Often, guilty parties will try to communicate without their co-workers being able to understand. They may switch to un-recorded channels, such as phone calls or face-to-face meetings. In these cases, we can often find requests to change the venue via a channel that is recorded, such as an email that says “Let’s discuss this over lunch.” In some cases, the parties will switch to a foreign language they share that is not understood by the majority of the organization. Cataphora’s text analysis software can detect which language is spoken, and can even detect where within a document a shift occurs from, say, English to German.
In both the examples above, any given data point is likely to be harmless. Perfectly benign employees meet in person or switch to their first language all the time. What is important is the pattern. Individuals with a secret to keep typically change their behavior from what it previously was. They also act differently from their non-involved peers.
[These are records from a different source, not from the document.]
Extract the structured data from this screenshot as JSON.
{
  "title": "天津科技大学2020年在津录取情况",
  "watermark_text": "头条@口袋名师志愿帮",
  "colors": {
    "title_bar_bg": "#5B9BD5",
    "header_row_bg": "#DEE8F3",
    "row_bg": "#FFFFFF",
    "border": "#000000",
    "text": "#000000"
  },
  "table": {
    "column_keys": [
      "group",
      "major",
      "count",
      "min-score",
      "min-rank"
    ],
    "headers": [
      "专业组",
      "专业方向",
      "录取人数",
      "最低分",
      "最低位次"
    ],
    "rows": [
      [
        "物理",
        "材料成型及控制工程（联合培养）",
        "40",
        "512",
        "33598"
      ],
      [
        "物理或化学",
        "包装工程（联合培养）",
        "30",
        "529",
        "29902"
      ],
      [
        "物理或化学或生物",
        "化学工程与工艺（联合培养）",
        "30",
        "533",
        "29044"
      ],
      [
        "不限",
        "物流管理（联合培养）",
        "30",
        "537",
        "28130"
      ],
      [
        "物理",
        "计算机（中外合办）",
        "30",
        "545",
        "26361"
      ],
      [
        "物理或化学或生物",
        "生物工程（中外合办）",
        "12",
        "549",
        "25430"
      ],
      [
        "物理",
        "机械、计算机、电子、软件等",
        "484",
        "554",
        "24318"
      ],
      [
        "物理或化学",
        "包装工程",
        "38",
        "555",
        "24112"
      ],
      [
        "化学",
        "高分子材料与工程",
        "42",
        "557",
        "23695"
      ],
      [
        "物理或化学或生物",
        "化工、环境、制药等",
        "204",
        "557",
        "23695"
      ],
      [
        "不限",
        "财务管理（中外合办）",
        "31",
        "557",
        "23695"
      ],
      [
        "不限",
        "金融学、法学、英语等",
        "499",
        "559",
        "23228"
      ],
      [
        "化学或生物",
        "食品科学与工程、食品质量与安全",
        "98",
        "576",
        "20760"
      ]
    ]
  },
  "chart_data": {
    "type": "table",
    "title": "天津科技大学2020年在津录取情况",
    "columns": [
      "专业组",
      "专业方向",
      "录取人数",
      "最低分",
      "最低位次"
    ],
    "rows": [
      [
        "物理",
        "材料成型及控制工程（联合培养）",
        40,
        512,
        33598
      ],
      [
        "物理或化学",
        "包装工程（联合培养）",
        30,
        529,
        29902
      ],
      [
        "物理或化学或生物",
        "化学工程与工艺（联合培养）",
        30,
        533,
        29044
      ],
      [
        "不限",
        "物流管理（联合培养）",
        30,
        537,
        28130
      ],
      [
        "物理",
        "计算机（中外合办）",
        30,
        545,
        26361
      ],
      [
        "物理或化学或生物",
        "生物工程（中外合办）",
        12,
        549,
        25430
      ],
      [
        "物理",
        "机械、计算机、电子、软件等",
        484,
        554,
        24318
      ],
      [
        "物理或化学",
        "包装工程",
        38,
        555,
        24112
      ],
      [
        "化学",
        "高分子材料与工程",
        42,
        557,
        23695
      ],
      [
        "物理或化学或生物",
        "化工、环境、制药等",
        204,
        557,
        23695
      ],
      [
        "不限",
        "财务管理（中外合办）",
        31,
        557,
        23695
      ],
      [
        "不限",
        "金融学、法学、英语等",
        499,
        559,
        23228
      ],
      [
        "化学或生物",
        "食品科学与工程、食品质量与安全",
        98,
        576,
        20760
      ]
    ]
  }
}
By combining detection of switches in language and channel with analysis of workflows and organizational structure, our software makes these differences more apparent.
It is often also true that an employee who becomes aware of an investigation, or just has second thoughts, will attempt to delete incriminating communications. However, some portion of these deletions is usually detectable. Even when back-ups are not maintained, missing items show up as unresolved nodes in Discussions™ and as gaps in periodic sequences. Also, other participants in the conversation are unlikely to destroy the same items, leading to messages for which an actor is a participant but not an owner. As before, any one data point by itself shows nothing: we all delete emails, instant messages, and stand-alone documents frequently. What is important is the pattern. Cataphora has a number of ways of characterizing deleted versus retained portions of an actor’s data for comparison. Were certain periodically occurring events preferentially targeted? What about documents characterized by particular textblocks, or topics? The properties of the data that isn’t there can be quite telling.